Et lui, le soldat modèle qui se faisait gloire de ne pas avoir une heure de consigne, il fut ravi au septième ciel lorsqu’il apprit qu’il s’en tirerait, à cause de ses bonnes notes, avec six jours de salle de police, et privation de permission pour Noël.
Privé de permission ! N’était-il pas allé au pays ? N’avait-il pas tout revu ? Ame simple, il se consola facilement, et vite. Sa punition terminée, il s’en fut au bureau de poste, envoya quatre francs à ses vieux, afin qu’ils fêtassent Noël, et il garda les cinquante centimes pour s’acheter, le soir du vingt-quatre décembre, un paquet de tabac fin, puisque ce n’était qu’en rêve qu’il avait vu le père Tharé.
LA NUIT DE LA TOUSSAINT
I
Le jour de la Toussaint, tout le monde va aux vêpres. L’église est pleine. D’habitude il n’y a personne que les vieilles filles, quelques dames et le pensionnat des sœurs. Mais aujourd’hui toutes les chaises, tous les bancs sont occupés : il y a même, sous les cloches, — c’est-à-dire sous la tribune, — des hommes debout. De toutes les fermes isolées, de tous les villages on est venu. Beaucoup, qui ne se sont pas dérangés pour la messe, tiennent à assister aux vêpres. Ils regardent, curieux, écoutent les chants liturgiques sans comprendre. Des fermières, des villageoises pieuses dont c’est le regret d’être obligées de partir, chaque dimanche, aussitôt après la messe, en prennent, des vêpres, pour leur année entière, et, tout en récitant d’interminables chapelets, ne perdent pas une syllabe des psaumes.

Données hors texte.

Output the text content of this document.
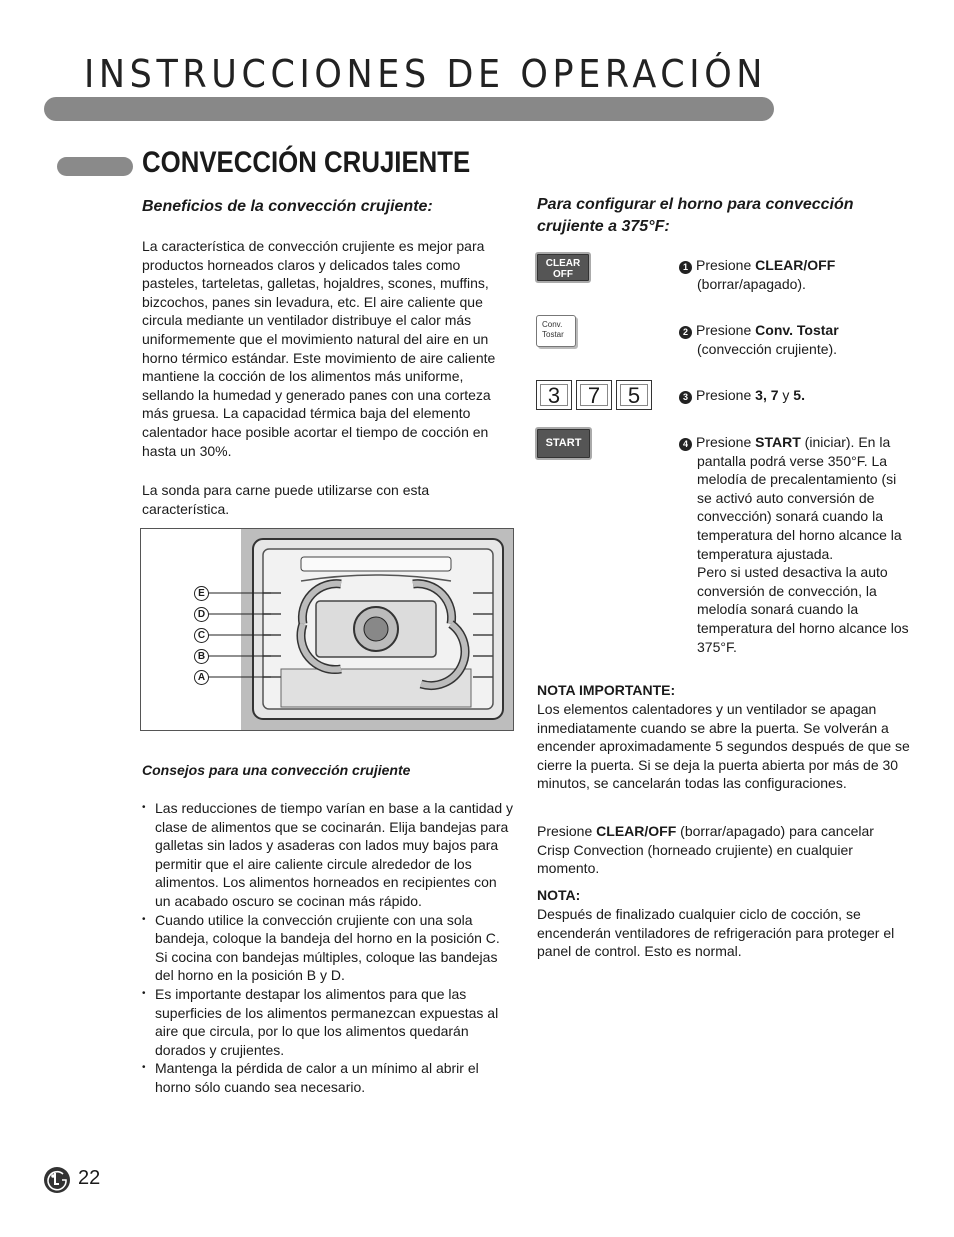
INSTRUCCIONES DE OPERACIÓN
CONVECCIÓN CRUJIENTE
Beneficios de la convección crujiente:
La característica de convección crujiente es mejor para productos horneados claros y delicados tales como pasteles, tarteletas, galletas, hojaldres, scones, muffins, bizcochos, panes sin levadura, etc. El aire caliente que circula mediante un ventilador distribuye el calor más uniformemente que el movimiento natural del aire en un horno térmico estándar. Este movimiento de aire caliente mantiene la cocción de los alimentos más uniforme, sellando la humedad y generado panes con una corteza más gruesa. La capacidad térmica baja del elemento calentador hace posible acortar el tiempo de cocción en hasta un 30%.
La sonda para carne puede utilizarse con esta característica.
E
D
C
B
A
Consejos para una convección crujiente
• Las reducciones de tiempo varían en base a la cantidad y clase de alimentos que se cocinarán. Elija bandejas para galletas sin lados y asaderas con lados muy bajos para permitir que el aire caliente circule alrededor de los alimentos. Los alimentos horneados en recipientes con un acabado oscuro se cocinan más rápido.
• Cuando utilice la convección crujiente con una sola bandeja, coloque la bandeja del horno en la posición C. Si cocina con bandejas múltiples, coloque las bandejas del horno en la posición B y D.
• Es importante destapar los alimentos para que las superficies de los alimentos permanezcan expuestas al aire que circula, por lo que los alimentos quedarán dorados y crujientes.
• Mantenga la pérdida de calor a un mínimo al abrir el horno sólo cuando sea necesario.
Para configurar el horno para convección
crujiente a 375°F:
CLEAR
OFF
Conv.
Tostar
3	7	5
START
1 Presione CLEAR/OFF
(borrar/apagado).
2 Presione Conv. Tostar
(convección crujiente).
3 Presione 3, 7 y 5.
4 Presione START (iniciar). En la pantalla podrá verse 350°F. La melodía de precalentamiento (si se activó auto conversión de convección) sonará cuando la temperatura del horno alcance la temperatura ajustada.
Pero si usted desactiva la auto conversión de convección, la melodía sonará cuando la temperatura del horno alcance los 375°F.
NOTA IMPORTANTE:
Los elementos calentadores y un ventilador se apagan inmediatamente cuando se abre la puerta. Se volverán a encender aproximadamente 5 segundos después de que se cierre la puerta. Si se deja la puerta abierta por más de 30 minutos, se cancelarán todas las configuraciones.
Presione CLEAR/OFF (borrar/apagado) para cancelar Crisp Convection (horneado crujiente) en cualquier momento.
NOTA:
Después de finalizado cualquier ciclo de cocción, se encenderán ventiladores de refrigeración para proteger el panel de control. Esto es normal.
22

Voici que l’on commence à tendre le chœur d’une longue draperie noire, et que l’on apporte, à l’entrée, le catafalque préparé dans un coin. On dispose, tout autour, les hauts chandeliers ; partout apparaissent, blanches sur des cartouches noirs, des têtes de morts au-dessous desquelles deux tibias s’entre-croisent.
On sent que la mort vient d’entrer dans l’église. Sur les bonnets noirs des femmes inclinées passe comme un souffle qui sort de sépulcres entr’ouverts, et qui va gonfler les blouses des hommes restés debout, qu’ils soient dans la force de l’âge ou qu’ils s’appuient déjà sur des bâtons. Ils tressaillent, comme s’ils sentaient la mort s’attaquer à leurs os.
Des psaumes lugubres se traînent lentement, volent sous les voûtes comme des chauves-souris.
Le crépuscule arrive vite. Malgré les cierges allumés, l’église se remplit d’ombre.
L’église se remplit d’ombres. Une à une, ou par groupes, les âmes des morts poussent la porte qui bat, — dehors la bise souffle, — et viennent se ranger autour du catafalque. Plusieurs sont debout, graves ; d’autres, à genoux, pleurent ; quelques-unes font le geste de se tordre les bras. Toutes regardent les vivants qui ne peuvent les voir. Elles leur font signe. En voici qui s’en vont le long des nefs, s’arrêtent près d’une chaise, et se tiennent, immobiles, derrière quelque femme agenouillée.